The Grand was especially inviting because it was located in the center of Calcutta – the greatest city of South Asia.  Hot, crowded, teeming with kaleidoscopic markets, impassable streets, rickshaws, cows, and Tata trucks; impossible noise, smoke, and density; the faded elegance of old British cemeteries; and the surprising quiet of old residential neighborhoods.  I loved Calcutta so much that I often took one of my World Bank layover days there on my way to Dhaka.  I would walk for hours in this crazy mix, not knowing where to look next, stunned and amazed at what I saw – the color, sounds, smells, and mix of animals, vehicles, people were overwhelming, yet exciting.  I never got tired of those walks, and repeated them often in Old Delhi, Lucknow, Jaipur and the South.  As I got older, I did them less – less adventuresome, I suppose; more concerned about personal safety in areas that had become unsafe – but I don’t need photographs to recall the images.

Walking into the frigid, breath-taking air-conditioned lobby of the Grand was the relief I needed from the heat, dust, humidity, and crowds just outside the door.  There always came a point in my walks where I realized that I couldn’t take any more, and had to return to a familiar refuge.  I showered, sank into the cool, sheets and thick mattress of my bed in a room almost as large and elegant (although in a different way) than the Mandarin of Jakarta, slept, and dressed for drinks and dinner.

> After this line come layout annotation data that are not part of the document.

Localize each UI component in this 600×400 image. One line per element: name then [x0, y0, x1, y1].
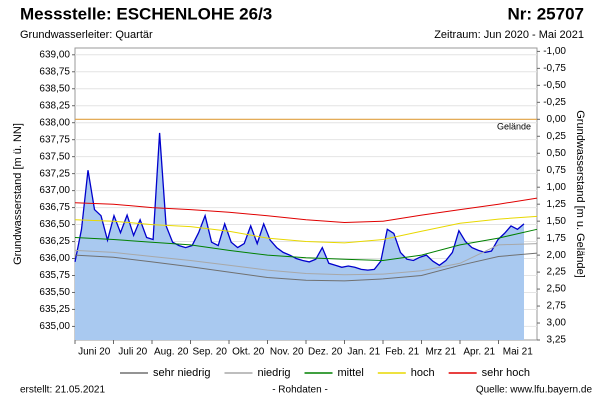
y-axis-label: Grundwasserstand [m ü. NN]: [12, 123, 24, 265]
y2-tick-label: 3,00: [547, 318, 567, 329]
y2-tick-label: 0,00: [547, 114, 567, 125]
y-tick-label: 636,00: [39, 253, 70, 264]
level-area: [75, 132, 524, 340]
threshold-line: [74, 197, 538, 224]
legend-label: hoch: [411, 367, 435, 379]
created-date: erstellt: 21.05.2021: [20, 385, 105, 396]
y-tick-label: 638,00: [39, 117, 70, 128]
y-tick-label: 637,75: [39, 134, 70, 145]
y2-tick-label: -0,75: [543, 63, 566, 74]
y2-tick-label: -1,00: [543, 46, 566, 57]
legend-label: sehr hoch: [482, 367, 530, 379]
x-tick-label: Nov. 20: [270, 347, 304, 358]
threshold-line: [74, 228, 538, 262]
x-tick-label: Sep. 20: [193, 347, 228, 358]
x-tick-label: Dez. 20: [308, 347, 343, 358]
y-tick-label: 638,75: [39, 66, 70, 77]
y2-tick-label: 0,25: [547, 131, 567, 142]
y-tick-label: 639,00: [39, 49, 70, 60]
y-tick-label: 635,50: [39, 287, 70, 298]
y-tick-label: 635,25: [39, 304, 70, 315]
source: Quelle: www.lfu.bayern.de: [476, 385, 593, 396]
y2-tick-label: 2,00: [547, 250, 567, 261]
station-number: Nr: 25707: [507, 4, 584, 23]
y-tick-label: 636,50: [39, 219, 70, 230]
y2-tick-label: 2,75: [547, 301, 567, 312]
y2-tick-label: 0,50: [547, 148, 567, 159]
y2-tick-label: 1,50: [547, 216, 567, 227]
y2-tick-label: 1,00: [547, 182, 567, 193]
y-tick-label: 636,75: [39, 202, 70, 213]
y-tick-label: 638,50: [39, 83, 70, 94]
x-tick-label: Jan. 21: [347, 347, 380, 358]
threshold-line: [74, 215, 538, 244]
y2-tick-label: 0,75: [547, 165, 567, 176]
y-tick-label: 637,00: [39, 185, 70, 196]
y2-tick-label: 1,25: [547, 199, 567, 210]
threshold-line: [74, 252, 538, 282]
y-tick-label: 638,25: [39, 100, 70, 111]
level-line: [74, 132, 525, 271]
ground-label: Gelände: [497, 122, 531, 132]
y-tick-label: 636,25: [39, 236, 70, 247]
x-tick-label: Okt. 20: [232, 347, 265, 358]
legend-label: sehr niedrig: [153, 367, 210, 379]
x-tick-label: Mrz 21: [425, 347, 456, 358]
y2-axis-label: Grundwasserstand [m u. Gelände]: [574, 110, 586, 278]
y2-tick-label: -0,25: [543, 97, 566, 108]
x-tick-label: Juli 20: [118, 347, 147, 358]
threshold-line: [74, 243, 538, 276]
y2-tick-label: -0,50: [543, 80, 566, 91]
y-tick-label: 635,00: [39, 321, 70, 332]
y-tick-label: 635,75: [39, 270, 70, 281]
y-tick-label: 637,50: [39, 151, 70, 162]
y2-tick-label: 3,25: [547, 335, 567, 346]
period: Zeitraum: Jun 2020 - Mai 2021: [434, 29, 584, 41]
subtitle: Grundwasserleiter: Quartär: [20, 29, 153, 41]
x-tick-label: Feb. 21: [385, 347, 419, 358]
x-tick-label: Mai 21: [503, 347, 533, 358]
x-tick-label: Juni 20: [78, 347, 111, 358]
x-tick-label: Aug. 20: [154, 347, 189, 358]
y2-tick-label: 2,25: [547, 267, 567, 278]
y2-tick-label: 1,75: [547, 233, 567, 244]
y-tick-label: 637,25: [39, 168, 70, 179]
x-tick-label: Apr. 21: [463, 347, 495, 358]
legend-label: mittel: [338, 367, 364, 379]
y2-tick-label: 2,50: [547, 284, 567, 295]
legend-label: niedrig: [257, 367, 290, 379]
data-note: - Rohdaten -: [272, 385, 328, 396]
chart-title: Messstelle: ESCHENLOHE 26/3: [20, 4, 272, 23]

There were surprisingly civilized hotels in unexpected places.  The Fleur de Lys, for example, in Bogota, was a hardwood wonder – floors, chests, table, chairs, and beds in a suite of rooms, a Shaker-like simplicity. It had a small, warm dining room with flowers on each table, tablecloths, lace curtains on the windows and a European feel. It was in the old part of the city; the only part of the city that we knew, travelling as we were by land from Washington to La Paz by land, with no idea that there was a new, modern Bogota.  This hotel was near the bus station in what we later found out was a kidnapping and crime-ridden area, which explained how we so easily got rooms for nothing at the Fleur de Lys. 

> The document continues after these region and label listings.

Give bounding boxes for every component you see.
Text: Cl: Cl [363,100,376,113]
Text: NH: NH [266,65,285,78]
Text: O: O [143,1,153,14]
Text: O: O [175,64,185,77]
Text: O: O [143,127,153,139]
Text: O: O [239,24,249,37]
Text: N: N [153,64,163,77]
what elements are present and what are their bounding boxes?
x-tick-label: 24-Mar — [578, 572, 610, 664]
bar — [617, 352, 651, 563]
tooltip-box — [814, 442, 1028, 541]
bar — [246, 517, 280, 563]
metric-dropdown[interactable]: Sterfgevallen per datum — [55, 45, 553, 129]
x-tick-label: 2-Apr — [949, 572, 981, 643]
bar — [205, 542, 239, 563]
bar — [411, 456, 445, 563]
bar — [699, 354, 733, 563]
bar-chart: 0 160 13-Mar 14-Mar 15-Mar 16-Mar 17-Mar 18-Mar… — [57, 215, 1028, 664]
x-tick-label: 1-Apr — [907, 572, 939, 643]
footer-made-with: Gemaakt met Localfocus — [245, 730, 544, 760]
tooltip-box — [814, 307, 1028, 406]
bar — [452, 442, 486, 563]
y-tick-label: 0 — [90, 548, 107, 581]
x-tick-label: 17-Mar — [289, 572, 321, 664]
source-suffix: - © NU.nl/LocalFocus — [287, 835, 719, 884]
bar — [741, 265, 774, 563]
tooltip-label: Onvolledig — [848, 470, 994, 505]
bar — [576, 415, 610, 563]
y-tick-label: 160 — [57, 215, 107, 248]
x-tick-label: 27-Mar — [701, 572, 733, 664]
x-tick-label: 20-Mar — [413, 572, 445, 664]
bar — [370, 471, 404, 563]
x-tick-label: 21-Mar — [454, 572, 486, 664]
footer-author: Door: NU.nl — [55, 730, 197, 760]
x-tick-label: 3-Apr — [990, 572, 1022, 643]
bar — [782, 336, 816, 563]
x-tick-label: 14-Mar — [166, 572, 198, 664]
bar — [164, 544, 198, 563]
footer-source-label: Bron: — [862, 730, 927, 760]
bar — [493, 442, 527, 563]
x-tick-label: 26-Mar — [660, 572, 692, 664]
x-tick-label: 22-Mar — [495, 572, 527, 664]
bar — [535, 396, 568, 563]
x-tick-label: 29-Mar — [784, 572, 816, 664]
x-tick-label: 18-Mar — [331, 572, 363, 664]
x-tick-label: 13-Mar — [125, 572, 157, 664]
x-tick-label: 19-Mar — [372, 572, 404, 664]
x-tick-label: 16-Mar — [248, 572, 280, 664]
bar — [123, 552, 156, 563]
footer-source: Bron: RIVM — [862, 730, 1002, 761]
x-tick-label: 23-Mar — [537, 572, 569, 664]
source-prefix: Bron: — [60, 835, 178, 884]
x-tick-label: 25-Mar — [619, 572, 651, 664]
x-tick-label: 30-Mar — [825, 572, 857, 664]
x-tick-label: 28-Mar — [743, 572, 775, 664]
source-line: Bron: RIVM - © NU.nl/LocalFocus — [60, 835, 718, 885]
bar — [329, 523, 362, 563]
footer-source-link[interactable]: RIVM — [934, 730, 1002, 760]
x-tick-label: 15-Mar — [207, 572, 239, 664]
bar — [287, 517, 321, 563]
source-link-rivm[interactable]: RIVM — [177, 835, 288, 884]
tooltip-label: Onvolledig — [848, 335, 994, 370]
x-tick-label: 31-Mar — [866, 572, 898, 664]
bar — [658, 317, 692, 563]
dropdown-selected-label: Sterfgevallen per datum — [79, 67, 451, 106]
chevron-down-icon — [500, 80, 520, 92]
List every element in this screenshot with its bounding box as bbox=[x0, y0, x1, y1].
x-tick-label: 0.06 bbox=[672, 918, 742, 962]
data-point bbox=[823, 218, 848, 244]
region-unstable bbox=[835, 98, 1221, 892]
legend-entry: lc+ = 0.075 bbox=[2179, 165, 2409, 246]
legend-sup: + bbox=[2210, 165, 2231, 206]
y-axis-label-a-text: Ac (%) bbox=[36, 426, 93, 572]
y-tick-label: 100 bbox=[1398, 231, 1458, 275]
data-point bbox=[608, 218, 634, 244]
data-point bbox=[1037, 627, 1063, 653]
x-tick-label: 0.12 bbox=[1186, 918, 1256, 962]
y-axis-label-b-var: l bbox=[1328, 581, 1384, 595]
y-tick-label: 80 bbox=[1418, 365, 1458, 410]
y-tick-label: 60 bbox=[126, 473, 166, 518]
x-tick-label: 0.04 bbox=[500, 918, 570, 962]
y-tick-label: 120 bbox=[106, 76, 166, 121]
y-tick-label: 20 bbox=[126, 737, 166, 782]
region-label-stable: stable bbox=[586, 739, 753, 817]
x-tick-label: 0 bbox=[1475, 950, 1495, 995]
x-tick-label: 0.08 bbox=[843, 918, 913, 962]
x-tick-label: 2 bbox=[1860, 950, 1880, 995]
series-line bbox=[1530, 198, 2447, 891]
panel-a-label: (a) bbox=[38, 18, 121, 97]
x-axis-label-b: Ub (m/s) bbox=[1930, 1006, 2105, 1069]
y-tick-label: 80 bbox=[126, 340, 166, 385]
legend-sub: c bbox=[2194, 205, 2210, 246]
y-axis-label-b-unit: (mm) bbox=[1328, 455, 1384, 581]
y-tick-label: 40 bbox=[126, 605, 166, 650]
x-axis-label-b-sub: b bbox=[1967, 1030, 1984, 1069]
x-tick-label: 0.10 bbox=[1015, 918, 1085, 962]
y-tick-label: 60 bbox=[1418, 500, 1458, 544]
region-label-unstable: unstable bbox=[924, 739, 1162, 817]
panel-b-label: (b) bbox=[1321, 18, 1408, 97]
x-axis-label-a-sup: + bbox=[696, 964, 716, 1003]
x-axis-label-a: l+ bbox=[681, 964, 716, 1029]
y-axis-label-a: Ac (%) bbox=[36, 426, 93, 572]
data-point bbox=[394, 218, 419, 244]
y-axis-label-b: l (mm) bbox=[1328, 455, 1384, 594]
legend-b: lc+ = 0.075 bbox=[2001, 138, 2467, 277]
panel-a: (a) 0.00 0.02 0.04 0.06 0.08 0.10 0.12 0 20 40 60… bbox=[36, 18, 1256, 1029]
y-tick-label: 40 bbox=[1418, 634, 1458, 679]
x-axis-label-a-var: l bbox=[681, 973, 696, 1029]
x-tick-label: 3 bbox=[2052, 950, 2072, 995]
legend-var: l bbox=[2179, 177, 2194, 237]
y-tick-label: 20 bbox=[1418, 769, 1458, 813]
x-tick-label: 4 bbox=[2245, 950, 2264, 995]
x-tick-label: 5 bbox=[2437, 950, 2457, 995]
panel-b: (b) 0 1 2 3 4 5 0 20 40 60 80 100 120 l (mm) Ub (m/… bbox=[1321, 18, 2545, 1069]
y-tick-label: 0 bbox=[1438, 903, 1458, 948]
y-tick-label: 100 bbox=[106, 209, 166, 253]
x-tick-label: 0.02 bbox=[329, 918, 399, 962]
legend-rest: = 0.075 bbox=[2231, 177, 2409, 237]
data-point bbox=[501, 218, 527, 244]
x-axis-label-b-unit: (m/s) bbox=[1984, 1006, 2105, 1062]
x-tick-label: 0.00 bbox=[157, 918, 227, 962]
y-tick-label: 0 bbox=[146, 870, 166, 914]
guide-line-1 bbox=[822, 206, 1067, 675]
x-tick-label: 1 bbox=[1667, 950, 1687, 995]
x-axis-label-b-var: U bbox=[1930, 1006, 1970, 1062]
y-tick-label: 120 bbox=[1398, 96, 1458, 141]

There were hotels I loved because of their setting or history, not their rooms or amenities; for example, a great 300-room Soviet era cement block hotel on a river and hot springs in the mountains.  The beds were cots with thin, lumpy mattresses.  The curtains were stained, ripped, and hanging by one hook.  There was no bedside table or lamp, only one bare, flickering, and weak ceiling bulb. The bathroom had a footstep toilet,  a few wax paper sheets of toilet paper, one threadbare tea towel, and no soap.  It was a cellblock room.

The hotel was set in the pines and cedars of the mountains, along a fast-flowing river.  There was a promenade down to the hot springs.  The baths and pool were nasty, dirty, and foul-smelling affairs; but I liked it because it was a relic of the Soviet era – a hotel that was once filled with workers and their families, travelling with spa tickets for a paid two-week stay in the mountains.  In its day, the hotel, I am sure, still had stained, threadbare curtains, waxy toilet paper, and lumpy mattresses; but all functioned to Soviet standards, i.e. the curtains were not hanging off the hooks, the towels and sheets were clean.  I could imagine its heyday, the communal dining hall lively, children in the pool, adults drawing mineral water from the spigots at the springs.

My remembrances of hotels are mostly of what they were in times past, rather than what I saw – the British Raj, the Soviets, the Spanish and Portuguese colonists.  Even in my hotel in Kennebunkport, I felt I was staying where thousands of guests had stayed; where thousands of families had eaten the oatmeal, eaten toast with butter and marmalade; rocked on the verandah.